One thing in particular in the image knocked both me and Michelle out from the time I was shooting: the dead bird in the lower left hand corner. It’s lying there, unacknowledged, in front of Michelle in one of the indents of the corrugated steel. In the duality of this image based on the structure and the overgrowth, this bird adds the element of death to the image. There is so much animation in the space just based on the colors and the stark contrast in composition from one side to the other, and then that little bird, which can go so unnoticed at the bottom of the screen, not really even recognizable in the graniness of the image, gives a sense of finality. We can ignore death, we can ignore dead organic things, but they’re still there as objects and they still represent the end of a lifespan.
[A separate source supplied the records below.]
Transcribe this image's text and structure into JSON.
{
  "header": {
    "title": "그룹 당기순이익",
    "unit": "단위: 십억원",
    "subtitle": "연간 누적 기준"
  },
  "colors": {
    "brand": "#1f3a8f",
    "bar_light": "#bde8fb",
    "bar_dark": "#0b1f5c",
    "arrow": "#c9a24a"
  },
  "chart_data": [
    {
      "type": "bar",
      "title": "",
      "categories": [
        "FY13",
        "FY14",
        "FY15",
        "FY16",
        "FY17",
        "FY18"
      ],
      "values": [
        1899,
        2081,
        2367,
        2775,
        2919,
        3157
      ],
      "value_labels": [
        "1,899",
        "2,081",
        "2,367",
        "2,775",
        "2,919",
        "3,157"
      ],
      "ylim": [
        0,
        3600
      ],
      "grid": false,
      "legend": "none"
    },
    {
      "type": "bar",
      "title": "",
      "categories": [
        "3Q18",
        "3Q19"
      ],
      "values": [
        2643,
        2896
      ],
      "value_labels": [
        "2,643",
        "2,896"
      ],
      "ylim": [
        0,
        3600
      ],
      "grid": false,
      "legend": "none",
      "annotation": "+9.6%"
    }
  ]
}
The actual content of the interview was extremely difficult to edit and pair with Michelle’s gestures. As said, I hoped that we could get to know Michelle through her gestures in addition to her speech, and so to operate on these two levels, the content and the gestures needed to be very clearly linked. In addition, I knew that the video would need to be short because as animated a character as Michelle is, a viewer can only stay with a single image for so long. I ended up dividing the video into two loose sections: one where Michelle is describing herself (“I wish…I think…I don’t give a shit…”) and another where Michelle is describing other people, or the “they-self” (“What you’ve seen…what you’ve been told…people don’t realize…”). The idea of the airplane is used in this sequencing again. In the first section, I try to imply that Michelle is more self-aware in that she only mimics the plane and we don’t feel its actual presence. In the second section, I try to imply that Michelle is being removed from her setting and forced to articulate other perspectives by showing her actual reactions to the airplane flying overhead, even though we never see the actual vehicle.
These two sections are bookended by Michelle’s contemplation of her family. We begin the piece with her bitter contemplation of the idea that her family may never understand her. This poses the question: Should we care about expressing ourselves to people whom we think will never understand us? In the second-to-last clip, I return to this idea where she explains the process of contextualizing herself within her family, but she is interrupted by a particularly low-flying airplane. At that point, we disregard the question and transition to her analysis of the other things she said in the interview: “Maybe that’s my way of being an individual: not being an individual.” The implications of this statement are pretty huge and potentially contradictory with the ideas represented by Camus and Sartre. I’m still undecided what she means by that statement: is she giving up on humanity and shirking the responsibility of existence preceding essence?: “When we say that man chooses his own self, we mean that every one of us does likewise; but we also mean by that that in making this choice he also chooses all men”. Or is she turning inward and re-contextualizing Camus’ “constant confrontation between man and his own obscurity” in a media-saturated-21st century way?
All I know for sure is that she’s sincere.